Apparently, between wrapping up the nomination and wrapping up the video shots of his endorsemen­ts, Joe Biden, or at least his campaign, has lurched port. All this while his campaign, his people, his supporters — and not just his supporters — have been calling him the Moderate Alternativ­e to more leftist types like Bernie Sanders and Elizabeth Warren. Note this paragraph from the Associated Press’ story earlier this week:

“Biden, 77, has already made some overtures to progressiv­es by embracing aspects of Sanders’ and Sen. Elizabeth Warren’s policies. The day after Sanders exited the race, Biden came out in support of lowering the Medicare eligibilit­y age from 65 to 60 while pledging to cancel student debt for many lowand middle-income borrowers . . . . ”
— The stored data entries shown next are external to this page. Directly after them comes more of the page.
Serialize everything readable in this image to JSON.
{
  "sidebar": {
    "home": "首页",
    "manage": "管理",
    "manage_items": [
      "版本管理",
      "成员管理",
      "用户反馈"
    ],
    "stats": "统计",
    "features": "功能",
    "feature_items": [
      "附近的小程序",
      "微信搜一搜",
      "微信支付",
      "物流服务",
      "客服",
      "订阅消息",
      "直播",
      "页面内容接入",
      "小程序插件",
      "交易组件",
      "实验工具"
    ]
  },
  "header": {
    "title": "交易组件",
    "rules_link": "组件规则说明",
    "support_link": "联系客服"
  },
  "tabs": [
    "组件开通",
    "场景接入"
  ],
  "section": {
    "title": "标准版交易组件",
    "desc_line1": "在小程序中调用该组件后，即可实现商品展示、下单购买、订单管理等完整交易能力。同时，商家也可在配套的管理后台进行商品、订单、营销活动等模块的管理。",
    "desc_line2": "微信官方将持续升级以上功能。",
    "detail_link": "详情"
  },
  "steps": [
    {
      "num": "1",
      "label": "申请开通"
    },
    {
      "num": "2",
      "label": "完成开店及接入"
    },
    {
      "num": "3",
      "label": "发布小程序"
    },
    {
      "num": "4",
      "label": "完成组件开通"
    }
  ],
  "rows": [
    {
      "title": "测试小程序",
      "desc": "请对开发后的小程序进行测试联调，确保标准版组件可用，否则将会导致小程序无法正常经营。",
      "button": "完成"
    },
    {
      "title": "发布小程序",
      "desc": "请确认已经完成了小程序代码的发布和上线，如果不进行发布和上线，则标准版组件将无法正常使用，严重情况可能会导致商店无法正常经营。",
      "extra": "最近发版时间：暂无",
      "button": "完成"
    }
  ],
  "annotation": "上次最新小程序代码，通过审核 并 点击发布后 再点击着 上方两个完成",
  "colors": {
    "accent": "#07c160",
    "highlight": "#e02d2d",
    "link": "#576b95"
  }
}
The Washington Post also sniffed out the story. Its version of the news peg said Joe Biden’s plan would now favor “forgiving student loan debt for people who attended public colleges and universiti­es and some private schools and make up to $125,000 a year.”

Which would mean, in effect, forgiving all student loans. Do you know a recent college graduate making more than $125,000 a year? And how many college graduates are claimed as dependents by wealthy parents?

Pledging to add to the national debt at a time of real crisis — the virus crisis and the coming debt crisis — isn’t responsibl­e. There is no telling how much added debt Americans will have to take on to get us safely out of the covid-19 pandemic. There are already talks for another stimulus package. Which is good news, don’t get us wrong. The government must act in these situations to make sure people don’t go cold and hungry and bankrupt during national emergencie­s. But adding billions more, maybe trillions more, to entitlemen­t programs? Which would continue to pile onto the books long after the virus emergency is over?

How much would lowering the Medicare age cost? The articles don’t say. One estimate during the late primary campaign said Elizabeth Warren’s plan to cancel student loans would cost $955 billion. Oh heck, just round it up to a trillion.

Then you have all the arguments that paying off student loans is a regressive scheme to switch promised payments from middle-income young people to poor folks of all ages.

But what, Joe Biden worry? “Sen. Sanders and his supporters can take pride in their work in laying the groundwork for these ideas, and I’m proud to adopt them as part of my campaign at this critical moment in responding to the coronaviru­s crisis,” Biden said. He said he would provide more details later.

Some of us are curious about those details. You-know-who lives there.

FOR HIS PART, Bernie Sanders endorsed not just Joe Biden this week but a more leftist approach, too. He told MSNBC that Joe Biden’s recent pivot on health care, at least, was “a step in the right direction.”

Coming from a guy who more often than not makes steps in the wrong direction, at least politicall­y, this assurance did not assure.

When this pandemic is behind us all, instead of on top of us all, We the People may be surprised how much it has cost us: in terms of jobs lost, bankruptci­es caused, and debt assumed. Why assume more debt at this particular point is the question.

The answer is probably “good politics.” But right now it’s also bad policy.